Now, with a group largely unaccustomed to the old-school mode of play, tackling the dungeon in question would be a time-consuming and frustrating process even if we were all sitting around the same table. Trying to run it in the often-sluggish play-by-post medium, especially when two of the players live in different time zones from the rest, has proven to be what I think could fairly be described as a quagmire. Some players expressed disgust with the nature of the dungeon as soon as they divined it, others are just having a hard time figuring out what to do. Frankly, I am unsure if I'd be able to do a better job of running it if we were all in the same room. At any rate, for now I'm throwing out a lot of hints, and am using the Stealth/Perception mechanics from the game as written to govern "spot checks", but I'm a little uncomfortable with that.

I know others out there, including self-proclaimed "leader of the Old School Taliban" James Maliszewski, have some experience with running old-school dungeons via play-by-post. Is the issue I'm running into something others have noticed?


  1. Puzzles can be a pain-in-the-butt even face-to-face; basically you sit around with people bouncing ideas off eachother until they either come up with something that works, get wiped out (if there's any element of danger to what they're attempting), or give up and try something else for a while. I'm not sure I have anything to suggest except that maybe you encourage the players to chunk into bigger actions. That is, instead of going step by step post-by-post through the process of searching then solving, have them list out everything they can think of looking for or trying in one post maybe with a bunch of if-then statements: I search for any loose stones anywhere, if I find one I try to examine the walls and ceiling in line with it to make sure there are no holes that something could shoot out of or drop down, and then push it first with my 10' pole, if that doesn't work I see if it can be pried up with an iron spike or slid to one side or the other. If there aren't any loose stones or holes, I examine the door, looking for... and so on. Then you'd report everything they find and the result of whatever tests/attempts they've made in one response, including any saves they've had to make and damage they've taken, things that are revealed, and so forth. I'm not sure that would work, but it probably beats trying it a single action or question at a time.

  2. That is a good suggestion by jamused.

    I definitely think that puzzles and PBP are a marriage made in hell.
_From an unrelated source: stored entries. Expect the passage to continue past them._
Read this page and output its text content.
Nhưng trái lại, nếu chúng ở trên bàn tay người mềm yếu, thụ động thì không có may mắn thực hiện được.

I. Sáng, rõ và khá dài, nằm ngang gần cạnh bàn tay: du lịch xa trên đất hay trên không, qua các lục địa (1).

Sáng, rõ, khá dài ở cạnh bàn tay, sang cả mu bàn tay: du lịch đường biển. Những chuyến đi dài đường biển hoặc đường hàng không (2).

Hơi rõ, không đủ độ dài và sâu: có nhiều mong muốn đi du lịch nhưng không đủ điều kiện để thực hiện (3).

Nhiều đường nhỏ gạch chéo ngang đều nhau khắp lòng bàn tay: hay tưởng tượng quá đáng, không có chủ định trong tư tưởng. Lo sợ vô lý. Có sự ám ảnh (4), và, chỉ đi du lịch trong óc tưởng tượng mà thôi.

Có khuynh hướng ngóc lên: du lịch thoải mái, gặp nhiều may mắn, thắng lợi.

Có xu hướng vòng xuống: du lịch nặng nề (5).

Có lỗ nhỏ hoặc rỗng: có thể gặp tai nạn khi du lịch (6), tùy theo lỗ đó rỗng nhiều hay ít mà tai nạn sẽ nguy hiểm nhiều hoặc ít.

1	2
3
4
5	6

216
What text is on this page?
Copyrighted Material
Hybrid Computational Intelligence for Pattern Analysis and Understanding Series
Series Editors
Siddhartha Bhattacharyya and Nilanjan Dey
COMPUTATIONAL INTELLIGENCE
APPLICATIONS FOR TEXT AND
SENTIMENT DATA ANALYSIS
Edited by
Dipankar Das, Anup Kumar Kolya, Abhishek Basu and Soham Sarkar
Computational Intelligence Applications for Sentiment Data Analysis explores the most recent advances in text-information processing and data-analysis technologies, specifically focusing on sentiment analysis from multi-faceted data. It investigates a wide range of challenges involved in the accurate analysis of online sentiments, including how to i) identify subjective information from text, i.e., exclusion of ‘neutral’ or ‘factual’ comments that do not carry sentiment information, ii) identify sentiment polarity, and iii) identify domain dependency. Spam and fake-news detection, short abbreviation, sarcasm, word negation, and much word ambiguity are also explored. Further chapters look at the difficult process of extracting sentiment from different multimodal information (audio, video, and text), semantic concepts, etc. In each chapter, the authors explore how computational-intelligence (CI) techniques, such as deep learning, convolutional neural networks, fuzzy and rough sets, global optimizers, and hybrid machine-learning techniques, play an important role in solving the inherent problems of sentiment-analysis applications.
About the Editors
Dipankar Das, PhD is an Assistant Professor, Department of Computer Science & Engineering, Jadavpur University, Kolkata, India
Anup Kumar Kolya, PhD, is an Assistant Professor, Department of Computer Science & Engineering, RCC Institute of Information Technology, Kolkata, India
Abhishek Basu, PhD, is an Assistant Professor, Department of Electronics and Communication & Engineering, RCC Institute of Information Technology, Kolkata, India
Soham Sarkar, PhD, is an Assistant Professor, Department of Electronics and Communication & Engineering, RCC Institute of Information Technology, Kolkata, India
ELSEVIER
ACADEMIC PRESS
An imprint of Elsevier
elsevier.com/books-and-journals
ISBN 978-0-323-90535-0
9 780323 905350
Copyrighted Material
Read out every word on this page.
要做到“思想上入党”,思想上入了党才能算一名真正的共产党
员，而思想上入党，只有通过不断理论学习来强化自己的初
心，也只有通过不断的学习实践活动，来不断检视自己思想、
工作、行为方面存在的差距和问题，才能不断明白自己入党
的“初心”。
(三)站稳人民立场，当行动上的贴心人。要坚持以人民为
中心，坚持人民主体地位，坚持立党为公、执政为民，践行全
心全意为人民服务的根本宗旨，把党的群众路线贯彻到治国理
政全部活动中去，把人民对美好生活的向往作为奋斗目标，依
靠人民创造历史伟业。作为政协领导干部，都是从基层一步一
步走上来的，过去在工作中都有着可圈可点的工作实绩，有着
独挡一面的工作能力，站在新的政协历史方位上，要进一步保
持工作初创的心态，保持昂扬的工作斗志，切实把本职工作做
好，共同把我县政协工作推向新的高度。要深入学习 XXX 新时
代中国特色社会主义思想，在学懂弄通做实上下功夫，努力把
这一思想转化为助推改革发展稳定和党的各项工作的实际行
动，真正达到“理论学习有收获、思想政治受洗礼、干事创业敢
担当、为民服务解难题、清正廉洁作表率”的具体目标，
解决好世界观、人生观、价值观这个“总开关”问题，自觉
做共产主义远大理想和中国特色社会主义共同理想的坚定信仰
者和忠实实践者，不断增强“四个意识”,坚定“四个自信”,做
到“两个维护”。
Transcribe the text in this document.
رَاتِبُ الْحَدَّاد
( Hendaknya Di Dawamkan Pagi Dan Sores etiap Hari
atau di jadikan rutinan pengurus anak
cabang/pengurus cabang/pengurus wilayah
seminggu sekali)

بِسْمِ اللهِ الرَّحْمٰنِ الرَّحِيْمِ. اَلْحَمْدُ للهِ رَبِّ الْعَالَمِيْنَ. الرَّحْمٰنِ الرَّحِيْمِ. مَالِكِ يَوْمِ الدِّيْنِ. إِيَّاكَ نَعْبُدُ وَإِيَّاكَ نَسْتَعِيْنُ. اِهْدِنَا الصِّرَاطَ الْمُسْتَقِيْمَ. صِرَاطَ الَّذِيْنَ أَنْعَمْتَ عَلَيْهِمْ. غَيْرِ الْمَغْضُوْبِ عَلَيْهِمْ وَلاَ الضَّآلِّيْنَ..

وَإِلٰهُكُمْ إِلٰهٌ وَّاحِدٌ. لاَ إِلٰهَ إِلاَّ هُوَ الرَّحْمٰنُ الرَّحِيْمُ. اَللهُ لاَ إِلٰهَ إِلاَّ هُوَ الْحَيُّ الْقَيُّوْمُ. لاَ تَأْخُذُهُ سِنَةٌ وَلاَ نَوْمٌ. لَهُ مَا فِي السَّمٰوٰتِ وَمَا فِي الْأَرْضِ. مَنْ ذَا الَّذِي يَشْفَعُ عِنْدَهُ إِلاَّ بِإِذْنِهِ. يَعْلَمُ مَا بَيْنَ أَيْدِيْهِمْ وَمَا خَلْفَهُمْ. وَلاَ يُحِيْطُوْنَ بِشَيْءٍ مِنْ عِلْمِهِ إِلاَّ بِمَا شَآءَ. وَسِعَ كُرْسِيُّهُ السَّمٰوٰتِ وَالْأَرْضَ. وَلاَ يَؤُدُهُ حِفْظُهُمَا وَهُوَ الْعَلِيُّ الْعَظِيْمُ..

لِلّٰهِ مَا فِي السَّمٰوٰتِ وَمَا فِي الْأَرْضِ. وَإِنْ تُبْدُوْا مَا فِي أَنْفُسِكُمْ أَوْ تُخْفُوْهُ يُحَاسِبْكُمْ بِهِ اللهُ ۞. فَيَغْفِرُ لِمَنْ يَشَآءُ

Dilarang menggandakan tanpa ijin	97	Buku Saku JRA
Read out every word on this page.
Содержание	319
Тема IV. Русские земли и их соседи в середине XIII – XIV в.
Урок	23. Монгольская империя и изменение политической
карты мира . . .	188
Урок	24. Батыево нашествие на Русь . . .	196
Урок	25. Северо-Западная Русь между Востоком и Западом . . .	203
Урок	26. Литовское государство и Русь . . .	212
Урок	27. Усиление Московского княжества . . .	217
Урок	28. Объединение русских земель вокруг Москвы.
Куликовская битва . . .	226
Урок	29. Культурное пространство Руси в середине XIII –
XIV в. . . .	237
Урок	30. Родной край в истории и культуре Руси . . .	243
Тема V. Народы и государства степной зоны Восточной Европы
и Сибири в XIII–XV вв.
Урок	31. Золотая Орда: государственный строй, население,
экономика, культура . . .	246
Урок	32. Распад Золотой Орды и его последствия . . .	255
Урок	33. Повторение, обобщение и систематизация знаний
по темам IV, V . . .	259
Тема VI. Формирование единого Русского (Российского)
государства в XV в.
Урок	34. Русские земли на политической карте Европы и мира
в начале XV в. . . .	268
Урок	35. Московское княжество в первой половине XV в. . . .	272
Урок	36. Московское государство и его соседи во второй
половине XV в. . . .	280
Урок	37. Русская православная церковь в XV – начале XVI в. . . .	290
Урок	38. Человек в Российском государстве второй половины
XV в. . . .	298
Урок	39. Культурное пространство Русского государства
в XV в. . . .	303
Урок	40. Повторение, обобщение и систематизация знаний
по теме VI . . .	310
Ordinarily in a face-to-face or chat game I can enjoy the process of solving them, but PBP really is just too slow sometimes.

  3. I agree with noisms. It is very difficult to get this working on a PBP. Especially if there is no way forward except via the puzzle. I tend to use a Deus ex Machina in the form of a knowledgeable NPC. Failing that, hints to the players with highest Int scores.

  4. I did end up doing exactly as you suggest, Cameron. There actually was an NPC with them, and I had him throw out helpful hints, and yes, I rolled a lot of Intelligence checks. It left a sour taste in my mouth, but I was determined to finish that scenario.

    Having just finished the dungeon in question, I can say that I'll never try do another one like it in the PBP medium. I just hope that it hasn't caused the campaign to lose so much momentum that it peters out, but if it does, well... lesson learned.

  5. Paul -- scanning your blog. Good stuff (far too nerdy for me; doubtless some others will eat it up as a delicacy). 'Grudd', another new guy at Red Box, comes from the UK and has played a lot of Dragon Warriors, I believe. Unfortunately he won't be there on Thursday... Hope we'll see him again.

    -Eric W.

  6. "Good stuff" but "far too nerdy," eh? Oof. Well, I guess nothing appeals to everybody. Thanks for checking the blog out, though.

    Grudd was briefly a player in my online DW campaign, believe it or not. I say "briefly" because I suspended it not long after he joined. I hope to meet him face-to-face!

  7. 'far too nerdy' is something to aspire to. I've come back to rpgs from years away and am completely clueless about AD&D past 1st edition, practically. Also, my wife beats me for my nerdiness, so I try to shield my blog comments just in case she is following up behind me.